April 15, 2024

Bowlingual Dog

Animal Planet Directory

Humane Society of Harford County struggling with dog overcapacity – Baltimore Sun

The Humane Society of Harford County‘s Fallston animal shelter is over capacity, with about 105 dogs currently being housed in the 19,000 square-foot facility, which normally holds between 65 and 70 dogs, according to Executive Director Bob Citrullo.

The animal shelter was already close to capacity when Harford County Animal Control seized 34 dogs last month, including 17 in the last week of February. Since the beginning of the year, the shelter has taken in 160 dogs.

“We were walking that fine line … and then animal control had a situation where they had seized 17 dogs [from one household],” Citrullo said. “That just put us over the tipping point.”

Staff at the shelter, located at 2208 Connolly Road, are trying different methods to mitigate overcrowding, including erecting a tent to use as an emergency shelter, waiving adoption fees for first responders and senior residents who adopt a senior pet. The society is also looking for people who can foster dogs temporarily in their homes and is asking for donations from the community.

The emergency shelter is a tent with a trailer from the American Kennel Club Pet Disaster Relief and has enough resources to care for 100 dogs.

The humane society is the only local shelter under contract with the county government to house and care for animals surrendered by residents, found as strays or seized by animal control. The no-kill shelter takes all kinds of animals and is only currently having trouble with space for dogs.

Citrullo said animal shelters across the country have been experiencing overcrowding. According to the executive director, most of the problems stem from people returning animals they adopted or purchased during the pandemic.

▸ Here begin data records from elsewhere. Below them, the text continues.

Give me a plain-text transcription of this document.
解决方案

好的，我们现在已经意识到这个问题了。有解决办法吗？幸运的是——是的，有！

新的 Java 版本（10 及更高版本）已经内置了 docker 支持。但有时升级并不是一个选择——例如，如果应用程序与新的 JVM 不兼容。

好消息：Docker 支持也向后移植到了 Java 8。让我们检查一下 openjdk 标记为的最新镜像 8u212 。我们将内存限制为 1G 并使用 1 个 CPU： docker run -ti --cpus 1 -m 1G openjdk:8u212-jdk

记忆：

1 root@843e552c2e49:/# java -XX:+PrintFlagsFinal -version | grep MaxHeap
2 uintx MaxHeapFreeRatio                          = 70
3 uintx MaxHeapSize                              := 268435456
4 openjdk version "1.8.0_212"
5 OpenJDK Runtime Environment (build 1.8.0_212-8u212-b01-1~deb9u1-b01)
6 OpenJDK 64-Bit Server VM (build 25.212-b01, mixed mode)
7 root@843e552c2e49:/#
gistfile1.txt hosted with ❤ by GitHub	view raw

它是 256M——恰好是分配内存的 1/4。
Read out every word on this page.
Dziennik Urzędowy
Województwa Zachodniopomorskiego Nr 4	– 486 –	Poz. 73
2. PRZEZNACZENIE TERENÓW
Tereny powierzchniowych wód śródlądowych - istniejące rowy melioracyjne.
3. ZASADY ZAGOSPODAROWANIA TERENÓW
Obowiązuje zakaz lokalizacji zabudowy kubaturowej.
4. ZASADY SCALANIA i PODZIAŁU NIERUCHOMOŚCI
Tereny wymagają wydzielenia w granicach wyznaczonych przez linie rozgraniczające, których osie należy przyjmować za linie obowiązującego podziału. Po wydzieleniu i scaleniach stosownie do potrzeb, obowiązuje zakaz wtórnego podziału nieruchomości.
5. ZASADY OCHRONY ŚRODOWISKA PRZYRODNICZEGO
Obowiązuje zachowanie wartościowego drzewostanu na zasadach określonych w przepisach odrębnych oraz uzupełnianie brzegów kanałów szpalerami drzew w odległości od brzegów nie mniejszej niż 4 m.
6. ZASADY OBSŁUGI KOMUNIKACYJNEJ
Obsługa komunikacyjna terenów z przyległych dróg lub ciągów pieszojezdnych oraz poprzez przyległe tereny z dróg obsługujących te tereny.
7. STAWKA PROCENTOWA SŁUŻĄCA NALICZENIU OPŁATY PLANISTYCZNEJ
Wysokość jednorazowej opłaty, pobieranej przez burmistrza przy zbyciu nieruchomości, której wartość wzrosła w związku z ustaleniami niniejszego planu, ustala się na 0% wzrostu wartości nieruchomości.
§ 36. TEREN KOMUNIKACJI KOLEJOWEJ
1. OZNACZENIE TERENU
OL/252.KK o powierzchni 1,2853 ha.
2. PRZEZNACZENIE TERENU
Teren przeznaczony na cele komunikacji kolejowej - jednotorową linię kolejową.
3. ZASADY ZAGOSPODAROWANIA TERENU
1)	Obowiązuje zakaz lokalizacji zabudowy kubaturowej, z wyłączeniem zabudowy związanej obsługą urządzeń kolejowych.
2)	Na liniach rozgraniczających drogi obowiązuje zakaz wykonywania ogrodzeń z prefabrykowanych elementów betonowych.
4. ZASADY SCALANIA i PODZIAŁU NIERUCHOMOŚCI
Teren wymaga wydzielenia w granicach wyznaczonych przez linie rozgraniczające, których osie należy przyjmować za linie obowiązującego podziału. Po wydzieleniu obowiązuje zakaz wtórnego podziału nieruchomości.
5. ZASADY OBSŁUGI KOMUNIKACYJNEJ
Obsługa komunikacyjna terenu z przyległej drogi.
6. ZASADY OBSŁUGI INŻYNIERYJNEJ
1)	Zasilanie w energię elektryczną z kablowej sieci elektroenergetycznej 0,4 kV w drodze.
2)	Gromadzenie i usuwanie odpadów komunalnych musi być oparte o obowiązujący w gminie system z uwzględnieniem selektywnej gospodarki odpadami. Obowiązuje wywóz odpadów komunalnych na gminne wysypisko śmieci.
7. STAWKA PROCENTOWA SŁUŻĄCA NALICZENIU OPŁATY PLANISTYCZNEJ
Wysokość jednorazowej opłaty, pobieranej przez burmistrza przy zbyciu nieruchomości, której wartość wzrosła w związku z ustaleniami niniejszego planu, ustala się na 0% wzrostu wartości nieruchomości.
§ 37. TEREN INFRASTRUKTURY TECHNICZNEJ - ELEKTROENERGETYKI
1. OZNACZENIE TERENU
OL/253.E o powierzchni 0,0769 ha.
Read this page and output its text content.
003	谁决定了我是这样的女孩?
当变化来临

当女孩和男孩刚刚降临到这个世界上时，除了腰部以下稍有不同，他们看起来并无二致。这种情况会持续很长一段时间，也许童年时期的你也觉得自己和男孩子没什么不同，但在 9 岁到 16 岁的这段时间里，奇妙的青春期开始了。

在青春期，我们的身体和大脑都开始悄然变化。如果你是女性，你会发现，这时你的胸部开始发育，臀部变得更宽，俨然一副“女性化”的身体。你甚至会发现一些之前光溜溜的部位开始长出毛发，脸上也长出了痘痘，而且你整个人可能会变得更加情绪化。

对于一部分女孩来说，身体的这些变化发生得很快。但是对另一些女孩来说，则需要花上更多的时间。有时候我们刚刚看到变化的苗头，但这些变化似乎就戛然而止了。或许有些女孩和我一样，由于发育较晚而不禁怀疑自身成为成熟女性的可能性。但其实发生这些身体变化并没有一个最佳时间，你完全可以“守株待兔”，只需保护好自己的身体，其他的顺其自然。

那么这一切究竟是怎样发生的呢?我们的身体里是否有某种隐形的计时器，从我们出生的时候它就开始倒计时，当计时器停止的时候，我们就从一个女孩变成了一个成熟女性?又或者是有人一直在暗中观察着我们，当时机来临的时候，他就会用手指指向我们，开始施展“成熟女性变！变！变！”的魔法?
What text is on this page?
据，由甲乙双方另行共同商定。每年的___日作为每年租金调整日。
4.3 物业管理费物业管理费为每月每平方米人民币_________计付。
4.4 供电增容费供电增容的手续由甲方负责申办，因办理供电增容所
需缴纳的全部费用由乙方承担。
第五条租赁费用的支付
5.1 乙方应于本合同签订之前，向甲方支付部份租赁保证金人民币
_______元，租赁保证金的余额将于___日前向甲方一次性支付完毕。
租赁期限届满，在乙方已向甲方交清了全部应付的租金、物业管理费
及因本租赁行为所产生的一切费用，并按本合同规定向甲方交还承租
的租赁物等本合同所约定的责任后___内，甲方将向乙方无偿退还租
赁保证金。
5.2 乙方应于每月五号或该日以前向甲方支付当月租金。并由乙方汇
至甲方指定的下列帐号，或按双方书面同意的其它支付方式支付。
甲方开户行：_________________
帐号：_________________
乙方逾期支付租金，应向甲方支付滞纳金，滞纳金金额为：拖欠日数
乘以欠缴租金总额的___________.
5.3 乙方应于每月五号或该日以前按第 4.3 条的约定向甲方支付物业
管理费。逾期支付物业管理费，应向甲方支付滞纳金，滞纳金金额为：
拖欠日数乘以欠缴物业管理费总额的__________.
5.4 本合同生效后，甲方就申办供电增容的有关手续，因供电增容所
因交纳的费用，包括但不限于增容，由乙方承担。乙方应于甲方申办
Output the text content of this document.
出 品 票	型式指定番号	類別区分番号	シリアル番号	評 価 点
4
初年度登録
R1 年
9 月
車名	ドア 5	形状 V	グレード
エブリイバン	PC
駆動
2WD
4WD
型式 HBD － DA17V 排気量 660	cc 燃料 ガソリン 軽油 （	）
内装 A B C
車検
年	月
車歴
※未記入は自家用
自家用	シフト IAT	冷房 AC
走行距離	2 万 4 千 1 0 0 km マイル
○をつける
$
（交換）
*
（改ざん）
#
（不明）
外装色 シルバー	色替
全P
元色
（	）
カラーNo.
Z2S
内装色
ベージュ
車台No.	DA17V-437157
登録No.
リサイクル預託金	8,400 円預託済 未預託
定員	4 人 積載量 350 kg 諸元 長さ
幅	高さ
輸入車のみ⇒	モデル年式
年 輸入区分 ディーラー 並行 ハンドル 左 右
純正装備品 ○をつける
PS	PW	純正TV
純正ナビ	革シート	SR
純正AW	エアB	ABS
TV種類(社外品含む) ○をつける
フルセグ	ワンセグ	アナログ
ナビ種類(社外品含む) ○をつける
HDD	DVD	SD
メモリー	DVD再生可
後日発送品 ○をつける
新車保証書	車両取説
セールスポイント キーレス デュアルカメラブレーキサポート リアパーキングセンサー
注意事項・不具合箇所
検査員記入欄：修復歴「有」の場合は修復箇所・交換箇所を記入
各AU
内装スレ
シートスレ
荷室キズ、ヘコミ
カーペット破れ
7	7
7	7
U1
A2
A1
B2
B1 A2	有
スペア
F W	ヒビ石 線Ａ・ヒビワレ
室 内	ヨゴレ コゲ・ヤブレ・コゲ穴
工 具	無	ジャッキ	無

“Normally we adopt out, we send animals to other rescue groups, transfer animals, but you have to understand everybody all around us [is] in the same boat,” Citrullo said. “A lot of things have slowed down – adoptions, transports – so, animals are staying longer in the shelter.”

The shelter’s alternative placement manager, Danielle Holbrooke, says the influx of dogs means that the animals do not have the proper time to be out of their kennels.

According to Holbrooke, the shelter’s main facility has 55 dog kennels, plus 11 kennels for the shelter’s medical team. The emergency shelter is equipped with 20 dog kennels.

“This definitely has our staff spread pretty thin,” Holbrooke said, “but we’re doing the best we can to give them everything that they need.”

Citrullo said new intakes are microchipped and given full medical examinations and receive vaccinations that are required to come into the shelter.

The new emergency shelter is costing the humane society an additional $18,000 per month to staff and care for the influx of dogs, which is not included in their operating budget of $2.2 million.

As a no-kill shelter, the Humane Society of Harford County will not consider euthanizing dogs in order to make available space, Citrullo said.

“Our hope is that the situation will improve; hopefully adoptions start picking up, and we’re in a better place,” Citrullo said.

The emergency shelter tent will remain open for six months; the humane society plans to construct a 4,000-square-foot permanent space to serve as a training center for “behaviorally challenged” dogs and to have an enclosed play area for new intakes. Citrullo says the project will cost $250,000 and will be paid for by a donation from an anonymous donor.

“We’re going to do whatever we can to save lives,” Citrullo said.